Araştırmanın kendisi, örnek olarak alınan kadınların müzakereci rolünü üstlenme şekillerinde önemli farklılıklar gösteriyor ve üç farklı kriter gösteriyor:

Bazıları cinsiyet ve müzakere arasında bir ilişki görmüyor. Bu, üst düzey yönetim pozisyonlarında bulunan ve uzun kariyeri, yönetim sorumluluklarıyla nasıl yüzleştiklerini ifade ederek toplumsal cinsiyet kurallarından ayrılmalarına izin veren kadınlar için geçerlidir.

Devrimin ilk yıllarından itibaren Küba hükümetinin kadınlara büyük önem vermesi ve insan haklarının ve temel özgürlüklerinin savunulmasını ilke edinmesi nedeniyle bu yanıt Küba kadınlarında mantıklı ve sık olarak kabul edilebilir.

Başka bir grupta cinsiyet / müzakere ilişkisini olumlu görenler var.

Bunlar, cinsiyetlerinin ayrıntılara daha dikkat etmelerine, daha uzlaşmacı ve çözüm arayışında daha yaratıcı olmalarına ve bu da çatışmalarla daha iyi başa çıkmalarına olanak tanıdığını düşünen kadınlar. Bu becerilerin her zaman insanların deneyimledikleri deneyim ve eğitimle nüanslı olacağını vurgulamak gerekir.

Bazı kadınlar cinsiyet / müzakere ilişkisini dezavantajlı olarak algılamaktadır. Üstleri ve astları tarafından kabul edilmelerine ilişkin çok olumsuz deneyimleri anlatan ve bu kabullenmemeyi kadın statüsüne bağlayan kadınlardır. "Çifte vardiyaya" rağmen elde ettikleri çaba ve sonuçlar tam olarak tanınmadığından, pek çok durumda değerlerinin az olduğunu ifade ederler.

Aile içinde kadınların aşırı yüklenmesinin hüküm sürdüğü bir maço kültürün ülkemizde bile yaygınlığını ve her iki cinsiyetten temsilciler arasındaki mesleki gayret gibi maçolukla ilişkili olguları da hesaba katarsak, bu yanıt mantıklı olabilir. kadınların potansiyeline güven eksikliği.
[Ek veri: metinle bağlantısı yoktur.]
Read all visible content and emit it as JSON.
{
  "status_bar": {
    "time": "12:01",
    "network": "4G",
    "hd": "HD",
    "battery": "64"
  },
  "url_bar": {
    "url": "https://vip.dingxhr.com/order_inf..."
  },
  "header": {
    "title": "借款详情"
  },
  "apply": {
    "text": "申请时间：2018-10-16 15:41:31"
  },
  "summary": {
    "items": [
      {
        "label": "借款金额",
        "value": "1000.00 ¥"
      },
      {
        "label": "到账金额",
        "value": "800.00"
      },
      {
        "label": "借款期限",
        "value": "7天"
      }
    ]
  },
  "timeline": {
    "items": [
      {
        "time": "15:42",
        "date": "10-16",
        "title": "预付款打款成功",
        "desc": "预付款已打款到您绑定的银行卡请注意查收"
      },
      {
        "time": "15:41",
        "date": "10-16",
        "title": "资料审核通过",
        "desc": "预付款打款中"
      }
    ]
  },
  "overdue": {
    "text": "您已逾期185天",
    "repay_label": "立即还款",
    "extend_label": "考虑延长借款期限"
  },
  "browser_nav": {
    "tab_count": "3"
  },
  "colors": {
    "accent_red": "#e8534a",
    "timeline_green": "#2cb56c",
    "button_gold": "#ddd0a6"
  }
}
Öte yandan, örneklemin% 68'i çatışma durumlarında genellikle rahatsız olduklarını ve çatışmalardan kaçınmaya çalıştıklarını kabul etti. Ancak, toplumsal, aile ve işte üstlendikleri rollerin ve işlevlerin çokluğu nedeniyle kadınların gündelik yaşantısı çatışmalarla dolu olduğundan, çatışmalarla yüzleşmenin “arzu edilir” görülmese de sürekli bir uygulama olduğunu iddia ediyorlar. Rakibi erkek olduğunda yüzleşmeyi daha sık algıladıklarını ve genellikle daha fazla yetkiye sahip erkek personel tarafından iş baskısına maruz kaldıklarını ifade ederler.

Son olarak,% 64'ü "görselleştirdikleri" müzakereci klişesinin bir erkek olduğunu kabul ediyor ve% 100 önemli olanın müzakerelerde başarılı olmak için en iyi nitelikleri yetiştirmek olduğunu kabul ediyor.

Bu veriler, ülkemiz kadınları topluma katma ve eşit haklara ulaşma konusunda tartışılmaz başarılar sergilemesine rağmen, daha iyi toplumsal cinsiyet ilişkilerine ulaşmak için kültürel, iletişim ve pedagojik yönlerden yapılacak çok şey olduğunu göstermektedir. Sosyal olarak belirlenmiş kalıplardan etkilenen iş bağlamının temel faaliyetleri.

• Cinsiyet sorununun engellenmesi, sosyal yapı ve araştırıldığı bölgenin özgül kültürü ile güçlü bir şekilde ilişkilidir. Toplumsal cinsiyet sosyokültürel bir yapıdır ve bu nedenle her kültüre özgüdür ve zamanla değişir. Bu açıdan pazarlık, geçen yüzyılın ortalarına kadar bir “erkek mesleği” olarak kabul edildi ve bugün bile dünyanın bazı bölgelerinde ayrımcılığın hedefi haline geldi.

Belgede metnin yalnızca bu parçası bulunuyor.